Pfizer Inc.’s lower-dose COVID-19 vaccine for kids under 12 appears to offer protection across the board, company officials said, and the drug giant may look into offering lower doses for teens who now get the adult dose.

A scientific advisory panel to the Food and Drug Administration is deliberating Tuesday on whether to recommend the vaccine, which Pfizer makes with parter BioNTech SE, for 5- to 11-year-olds. If cleared by regulators, it would make a COVID-19 vaccine available to all school-age children for the first time.

The proposed pediatric dose is 10 micrograms, or a third of the adult Pfizer dose everyone 12 and older currently receives. 

Paul Offit, a member of the advisory panel and a pediatric infectious-disease specialist at the Children’s Hospital of Philadelphia, said he’s been fielding questions from parents of 11-year-olds who want to know if they should wait until their child is 12 to get the larger dose. Pfizer’s study of the shot for younger children identified three vaccinated kids who got mild breakthrough infections. Two were 10 years old and one was 11.

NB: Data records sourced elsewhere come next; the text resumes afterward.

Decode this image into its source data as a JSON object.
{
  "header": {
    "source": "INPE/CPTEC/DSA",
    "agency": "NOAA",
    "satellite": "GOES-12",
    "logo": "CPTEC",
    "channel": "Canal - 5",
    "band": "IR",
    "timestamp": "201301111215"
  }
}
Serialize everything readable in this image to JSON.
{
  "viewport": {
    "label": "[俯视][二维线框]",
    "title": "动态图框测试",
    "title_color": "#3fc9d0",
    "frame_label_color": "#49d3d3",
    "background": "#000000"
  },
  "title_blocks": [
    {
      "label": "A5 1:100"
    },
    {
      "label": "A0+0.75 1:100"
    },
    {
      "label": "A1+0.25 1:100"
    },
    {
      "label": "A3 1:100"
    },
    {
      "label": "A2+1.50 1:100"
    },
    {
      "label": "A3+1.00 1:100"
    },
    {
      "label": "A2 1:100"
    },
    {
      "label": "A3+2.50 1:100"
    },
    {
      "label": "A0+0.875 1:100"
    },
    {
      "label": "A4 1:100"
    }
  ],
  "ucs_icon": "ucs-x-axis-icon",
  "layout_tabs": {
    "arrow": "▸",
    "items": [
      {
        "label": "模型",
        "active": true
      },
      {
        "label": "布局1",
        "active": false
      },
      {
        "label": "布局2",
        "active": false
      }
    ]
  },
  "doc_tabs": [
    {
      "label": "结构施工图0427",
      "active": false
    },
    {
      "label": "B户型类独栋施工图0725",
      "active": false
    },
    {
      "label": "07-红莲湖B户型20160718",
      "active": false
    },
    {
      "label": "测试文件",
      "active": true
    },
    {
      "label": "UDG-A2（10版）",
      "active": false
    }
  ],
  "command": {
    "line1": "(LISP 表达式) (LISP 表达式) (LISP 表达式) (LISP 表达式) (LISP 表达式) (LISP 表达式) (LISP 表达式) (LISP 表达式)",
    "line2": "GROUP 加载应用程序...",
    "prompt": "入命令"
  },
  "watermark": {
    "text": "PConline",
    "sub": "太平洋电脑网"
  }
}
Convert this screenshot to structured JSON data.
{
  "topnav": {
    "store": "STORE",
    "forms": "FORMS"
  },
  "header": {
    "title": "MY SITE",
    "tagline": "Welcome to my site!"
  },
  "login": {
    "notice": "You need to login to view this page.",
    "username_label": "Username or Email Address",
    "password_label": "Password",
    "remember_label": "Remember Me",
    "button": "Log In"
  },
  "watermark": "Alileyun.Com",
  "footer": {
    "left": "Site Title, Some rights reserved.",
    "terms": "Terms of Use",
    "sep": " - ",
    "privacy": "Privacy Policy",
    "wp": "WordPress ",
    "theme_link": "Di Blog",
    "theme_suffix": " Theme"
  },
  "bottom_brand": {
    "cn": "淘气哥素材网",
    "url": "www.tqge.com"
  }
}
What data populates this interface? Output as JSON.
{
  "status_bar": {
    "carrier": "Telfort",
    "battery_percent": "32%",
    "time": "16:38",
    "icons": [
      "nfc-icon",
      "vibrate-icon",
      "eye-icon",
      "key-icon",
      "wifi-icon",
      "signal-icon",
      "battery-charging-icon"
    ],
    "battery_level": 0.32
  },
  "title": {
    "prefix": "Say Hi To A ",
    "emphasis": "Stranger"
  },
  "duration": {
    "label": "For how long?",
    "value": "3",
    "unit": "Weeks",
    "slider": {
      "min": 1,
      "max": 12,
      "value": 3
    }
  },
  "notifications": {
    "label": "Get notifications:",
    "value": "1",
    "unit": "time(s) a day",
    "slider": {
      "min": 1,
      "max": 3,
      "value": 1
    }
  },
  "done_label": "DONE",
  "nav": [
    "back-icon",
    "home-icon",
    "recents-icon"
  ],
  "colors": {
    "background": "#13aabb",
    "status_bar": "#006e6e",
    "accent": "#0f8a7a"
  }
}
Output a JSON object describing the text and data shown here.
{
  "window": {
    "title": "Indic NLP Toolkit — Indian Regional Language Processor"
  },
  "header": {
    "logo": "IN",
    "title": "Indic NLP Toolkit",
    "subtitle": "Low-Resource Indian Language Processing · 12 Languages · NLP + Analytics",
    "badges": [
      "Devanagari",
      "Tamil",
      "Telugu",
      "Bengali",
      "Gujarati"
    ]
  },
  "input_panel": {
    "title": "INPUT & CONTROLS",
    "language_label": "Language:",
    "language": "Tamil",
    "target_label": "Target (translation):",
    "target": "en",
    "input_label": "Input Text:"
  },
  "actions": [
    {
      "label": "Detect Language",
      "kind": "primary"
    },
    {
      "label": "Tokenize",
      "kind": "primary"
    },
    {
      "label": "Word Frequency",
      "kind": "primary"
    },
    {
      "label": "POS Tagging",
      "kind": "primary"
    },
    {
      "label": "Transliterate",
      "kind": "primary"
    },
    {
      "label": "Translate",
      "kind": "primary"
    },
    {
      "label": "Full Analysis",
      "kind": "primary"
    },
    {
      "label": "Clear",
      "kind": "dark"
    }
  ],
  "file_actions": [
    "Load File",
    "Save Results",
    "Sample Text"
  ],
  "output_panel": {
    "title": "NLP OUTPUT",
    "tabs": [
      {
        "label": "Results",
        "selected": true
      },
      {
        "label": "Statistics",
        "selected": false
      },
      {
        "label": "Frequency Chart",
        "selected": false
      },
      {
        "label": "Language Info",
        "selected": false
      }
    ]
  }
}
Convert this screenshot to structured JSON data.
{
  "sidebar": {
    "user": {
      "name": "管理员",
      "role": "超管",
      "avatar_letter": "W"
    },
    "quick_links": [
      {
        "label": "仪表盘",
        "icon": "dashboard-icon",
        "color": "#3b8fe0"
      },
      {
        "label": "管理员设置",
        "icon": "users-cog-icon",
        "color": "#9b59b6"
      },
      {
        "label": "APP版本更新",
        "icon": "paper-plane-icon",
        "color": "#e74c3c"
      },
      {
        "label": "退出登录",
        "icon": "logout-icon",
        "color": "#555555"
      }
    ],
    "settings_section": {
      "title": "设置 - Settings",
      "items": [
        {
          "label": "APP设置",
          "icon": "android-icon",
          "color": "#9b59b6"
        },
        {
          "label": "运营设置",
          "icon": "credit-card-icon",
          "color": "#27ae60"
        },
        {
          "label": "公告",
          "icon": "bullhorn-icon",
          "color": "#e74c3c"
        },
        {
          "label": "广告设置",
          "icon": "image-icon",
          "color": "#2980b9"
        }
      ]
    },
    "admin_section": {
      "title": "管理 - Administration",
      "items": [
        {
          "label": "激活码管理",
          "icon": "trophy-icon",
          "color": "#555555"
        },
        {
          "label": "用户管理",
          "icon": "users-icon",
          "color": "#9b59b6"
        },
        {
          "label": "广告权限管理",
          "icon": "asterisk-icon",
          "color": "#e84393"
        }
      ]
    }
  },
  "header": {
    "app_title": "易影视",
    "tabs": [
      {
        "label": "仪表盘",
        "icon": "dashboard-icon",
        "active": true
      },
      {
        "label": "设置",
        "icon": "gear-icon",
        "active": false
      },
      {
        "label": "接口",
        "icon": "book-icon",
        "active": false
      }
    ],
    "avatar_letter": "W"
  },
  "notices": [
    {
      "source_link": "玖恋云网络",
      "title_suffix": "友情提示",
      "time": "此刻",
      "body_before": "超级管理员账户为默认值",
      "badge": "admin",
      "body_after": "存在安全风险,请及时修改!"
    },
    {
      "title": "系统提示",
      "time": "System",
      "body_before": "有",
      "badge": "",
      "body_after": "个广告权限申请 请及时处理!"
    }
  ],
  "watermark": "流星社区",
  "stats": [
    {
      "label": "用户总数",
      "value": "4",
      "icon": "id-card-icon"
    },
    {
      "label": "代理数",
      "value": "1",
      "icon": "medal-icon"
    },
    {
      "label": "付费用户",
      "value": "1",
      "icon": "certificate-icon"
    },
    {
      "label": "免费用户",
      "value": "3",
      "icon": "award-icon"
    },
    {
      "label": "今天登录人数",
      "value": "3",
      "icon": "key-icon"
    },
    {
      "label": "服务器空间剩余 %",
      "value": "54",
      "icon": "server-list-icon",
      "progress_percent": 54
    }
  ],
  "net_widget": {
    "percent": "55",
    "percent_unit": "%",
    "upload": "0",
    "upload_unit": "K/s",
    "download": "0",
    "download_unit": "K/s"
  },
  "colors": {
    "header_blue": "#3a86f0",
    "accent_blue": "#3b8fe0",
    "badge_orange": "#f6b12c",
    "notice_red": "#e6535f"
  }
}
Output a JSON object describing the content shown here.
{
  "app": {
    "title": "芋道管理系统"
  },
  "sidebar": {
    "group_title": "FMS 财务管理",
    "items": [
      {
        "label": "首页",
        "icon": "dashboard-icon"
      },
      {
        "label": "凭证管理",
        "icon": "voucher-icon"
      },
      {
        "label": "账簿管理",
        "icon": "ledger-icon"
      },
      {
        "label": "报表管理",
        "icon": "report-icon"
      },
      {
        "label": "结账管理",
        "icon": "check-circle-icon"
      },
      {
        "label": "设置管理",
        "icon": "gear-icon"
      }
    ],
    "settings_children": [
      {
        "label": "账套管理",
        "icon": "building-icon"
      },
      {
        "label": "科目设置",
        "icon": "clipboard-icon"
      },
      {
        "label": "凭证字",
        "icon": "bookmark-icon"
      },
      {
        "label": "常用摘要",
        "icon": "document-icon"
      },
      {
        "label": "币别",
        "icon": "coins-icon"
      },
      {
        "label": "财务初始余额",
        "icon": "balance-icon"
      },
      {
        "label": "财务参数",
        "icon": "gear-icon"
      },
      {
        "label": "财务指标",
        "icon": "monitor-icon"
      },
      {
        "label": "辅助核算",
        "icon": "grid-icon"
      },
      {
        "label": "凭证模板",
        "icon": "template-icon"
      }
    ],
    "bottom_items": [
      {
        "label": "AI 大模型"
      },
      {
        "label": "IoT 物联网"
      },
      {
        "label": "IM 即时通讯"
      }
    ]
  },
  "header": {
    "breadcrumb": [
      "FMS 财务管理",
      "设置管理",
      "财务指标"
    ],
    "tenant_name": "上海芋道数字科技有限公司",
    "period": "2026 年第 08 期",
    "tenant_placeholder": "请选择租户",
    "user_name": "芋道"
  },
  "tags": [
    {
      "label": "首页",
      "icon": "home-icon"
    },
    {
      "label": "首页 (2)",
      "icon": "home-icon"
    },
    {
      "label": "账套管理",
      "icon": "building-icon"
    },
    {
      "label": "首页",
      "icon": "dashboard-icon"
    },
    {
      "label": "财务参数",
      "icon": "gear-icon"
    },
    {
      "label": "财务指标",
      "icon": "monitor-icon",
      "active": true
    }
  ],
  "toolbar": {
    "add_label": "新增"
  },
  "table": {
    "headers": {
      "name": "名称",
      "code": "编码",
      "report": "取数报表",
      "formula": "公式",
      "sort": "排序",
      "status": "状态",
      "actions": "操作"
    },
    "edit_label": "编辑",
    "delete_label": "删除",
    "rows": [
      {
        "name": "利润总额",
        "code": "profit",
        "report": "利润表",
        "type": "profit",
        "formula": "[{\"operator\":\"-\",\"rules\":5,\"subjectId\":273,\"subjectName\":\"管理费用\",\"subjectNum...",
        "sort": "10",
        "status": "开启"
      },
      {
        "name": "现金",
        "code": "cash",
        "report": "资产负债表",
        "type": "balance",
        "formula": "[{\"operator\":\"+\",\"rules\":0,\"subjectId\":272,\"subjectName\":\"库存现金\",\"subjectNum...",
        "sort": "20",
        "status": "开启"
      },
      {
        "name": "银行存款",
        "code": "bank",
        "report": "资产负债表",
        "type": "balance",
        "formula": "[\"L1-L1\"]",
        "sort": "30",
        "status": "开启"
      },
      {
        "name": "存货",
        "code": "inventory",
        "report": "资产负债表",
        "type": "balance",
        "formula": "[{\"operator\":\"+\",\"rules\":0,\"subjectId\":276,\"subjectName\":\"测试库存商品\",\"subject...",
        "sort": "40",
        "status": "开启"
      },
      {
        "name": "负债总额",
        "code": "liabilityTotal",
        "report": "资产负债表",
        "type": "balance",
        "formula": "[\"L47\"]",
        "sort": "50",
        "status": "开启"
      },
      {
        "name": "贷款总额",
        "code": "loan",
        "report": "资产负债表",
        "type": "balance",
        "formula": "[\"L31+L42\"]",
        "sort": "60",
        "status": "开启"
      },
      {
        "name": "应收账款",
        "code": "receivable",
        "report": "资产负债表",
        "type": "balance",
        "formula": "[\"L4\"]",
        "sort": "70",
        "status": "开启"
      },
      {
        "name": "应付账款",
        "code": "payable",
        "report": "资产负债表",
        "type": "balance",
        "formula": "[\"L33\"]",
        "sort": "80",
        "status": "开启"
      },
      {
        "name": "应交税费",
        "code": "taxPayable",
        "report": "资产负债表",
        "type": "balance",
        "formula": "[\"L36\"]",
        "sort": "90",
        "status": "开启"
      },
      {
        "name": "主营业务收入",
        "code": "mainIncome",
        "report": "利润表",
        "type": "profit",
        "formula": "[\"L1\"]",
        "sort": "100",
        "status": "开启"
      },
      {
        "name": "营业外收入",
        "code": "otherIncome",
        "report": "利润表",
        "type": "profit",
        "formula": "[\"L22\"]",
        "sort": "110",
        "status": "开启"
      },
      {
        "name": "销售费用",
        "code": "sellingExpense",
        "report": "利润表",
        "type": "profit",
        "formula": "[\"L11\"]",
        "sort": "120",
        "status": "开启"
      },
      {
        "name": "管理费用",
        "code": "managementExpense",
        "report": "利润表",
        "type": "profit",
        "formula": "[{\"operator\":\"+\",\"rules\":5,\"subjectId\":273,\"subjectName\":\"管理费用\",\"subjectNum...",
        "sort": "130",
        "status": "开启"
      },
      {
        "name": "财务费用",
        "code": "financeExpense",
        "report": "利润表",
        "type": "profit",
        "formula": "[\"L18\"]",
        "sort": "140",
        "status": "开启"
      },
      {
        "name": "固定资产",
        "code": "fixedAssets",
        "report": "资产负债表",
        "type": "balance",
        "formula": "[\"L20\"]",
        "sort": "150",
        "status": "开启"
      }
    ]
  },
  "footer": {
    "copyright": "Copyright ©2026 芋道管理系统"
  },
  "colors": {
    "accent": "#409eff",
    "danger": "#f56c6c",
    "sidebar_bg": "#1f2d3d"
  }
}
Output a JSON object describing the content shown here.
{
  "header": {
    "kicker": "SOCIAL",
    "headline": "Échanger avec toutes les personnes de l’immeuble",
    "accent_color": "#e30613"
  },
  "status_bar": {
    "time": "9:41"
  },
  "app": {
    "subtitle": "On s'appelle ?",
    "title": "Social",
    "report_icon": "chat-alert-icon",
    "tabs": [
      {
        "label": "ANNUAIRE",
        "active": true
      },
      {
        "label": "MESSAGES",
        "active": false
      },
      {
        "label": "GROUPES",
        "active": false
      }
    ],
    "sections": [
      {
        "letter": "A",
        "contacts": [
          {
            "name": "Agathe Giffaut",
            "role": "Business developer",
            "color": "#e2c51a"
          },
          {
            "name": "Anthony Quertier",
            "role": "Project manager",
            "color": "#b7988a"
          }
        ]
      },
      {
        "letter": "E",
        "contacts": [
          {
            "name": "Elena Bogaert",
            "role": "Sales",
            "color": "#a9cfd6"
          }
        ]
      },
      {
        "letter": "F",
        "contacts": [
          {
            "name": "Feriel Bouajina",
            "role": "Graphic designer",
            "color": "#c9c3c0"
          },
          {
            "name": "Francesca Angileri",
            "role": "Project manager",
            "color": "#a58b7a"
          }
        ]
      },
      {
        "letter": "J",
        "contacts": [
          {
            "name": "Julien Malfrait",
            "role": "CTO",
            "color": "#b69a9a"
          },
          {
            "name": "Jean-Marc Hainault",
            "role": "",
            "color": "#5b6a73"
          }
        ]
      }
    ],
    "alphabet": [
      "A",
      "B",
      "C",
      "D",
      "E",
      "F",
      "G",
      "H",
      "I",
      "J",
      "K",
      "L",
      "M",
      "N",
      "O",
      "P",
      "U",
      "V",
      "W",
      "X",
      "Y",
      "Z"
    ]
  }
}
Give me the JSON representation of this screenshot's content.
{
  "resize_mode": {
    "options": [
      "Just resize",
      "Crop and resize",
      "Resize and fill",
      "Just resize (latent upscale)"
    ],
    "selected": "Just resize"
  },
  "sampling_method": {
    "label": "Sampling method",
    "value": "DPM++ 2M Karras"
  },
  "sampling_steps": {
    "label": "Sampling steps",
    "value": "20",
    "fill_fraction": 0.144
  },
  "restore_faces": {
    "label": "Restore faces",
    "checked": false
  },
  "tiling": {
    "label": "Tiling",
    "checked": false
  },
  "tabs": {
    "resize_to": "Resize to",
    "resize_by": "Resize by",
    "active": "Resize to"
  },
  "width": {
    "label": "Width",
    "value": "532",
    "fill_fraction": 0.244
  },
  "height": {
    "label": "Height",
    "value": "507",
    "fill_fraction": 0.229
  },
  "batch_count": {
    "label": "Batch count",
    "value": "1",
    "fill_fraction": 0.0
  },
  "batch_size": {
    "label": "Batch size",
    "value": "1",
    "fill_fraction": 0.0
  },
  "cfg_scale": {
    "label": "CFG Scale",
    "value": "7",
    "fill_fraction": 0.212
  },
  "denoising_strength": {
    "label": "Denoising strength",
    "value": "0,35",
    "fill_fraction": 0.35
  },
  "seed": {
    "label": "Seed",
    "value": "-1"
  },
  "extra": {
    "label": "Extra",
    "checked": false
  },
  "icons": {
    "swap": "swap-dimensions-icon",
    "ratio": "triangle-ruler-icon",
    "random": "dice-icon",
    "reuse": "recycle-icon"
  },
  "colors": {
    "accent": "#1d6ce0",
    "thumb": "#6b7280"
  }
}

William Gruber, Pfizer’s senior vice president of vaccine clinical research and development, said the breakthrough cases are likely related to greater chance of exposure, as kids in the upper range of the clinical trial tend to socialize more. 

“We are confident the dose works well across the entire age group,” he said.

Pfizer data indicated the pediatric dose is about 91% effective and a separate FDA analysis found the benefits of the vaccine outweighed the risks.

Older kids

Arnold S. Monto, the acting FDA advisory committee chair and an epidemiology and global public health professor at the University of Michigan, asked what would happen to the antibody response and side effects if 12-to 15-year-olds receive the lower dose.

A 10-microgram dose might provide an antibody response for children 12 to 15, as they demonstrated higher responses that conferred a higher level of efficacy in the trial testing the 30-microgram adult dose, Gruber said. 

“We have some possibility of looking at that in the future, but we don’t have that data today,” he said. But that change likely wouldn’t happen until the pandemic ends, he said. “The key goal right now is obviously providing protection with a safe and effective vaccine to get ahead of the pandemic.”

Vaccine doses tend to be based on age rather than height and weight because they don’t circulate in the bloodstream the way a medication does. Instead, vaccines are designed to create the strongest possible immune response at the smallest amount possible, to yield the fewest side effects.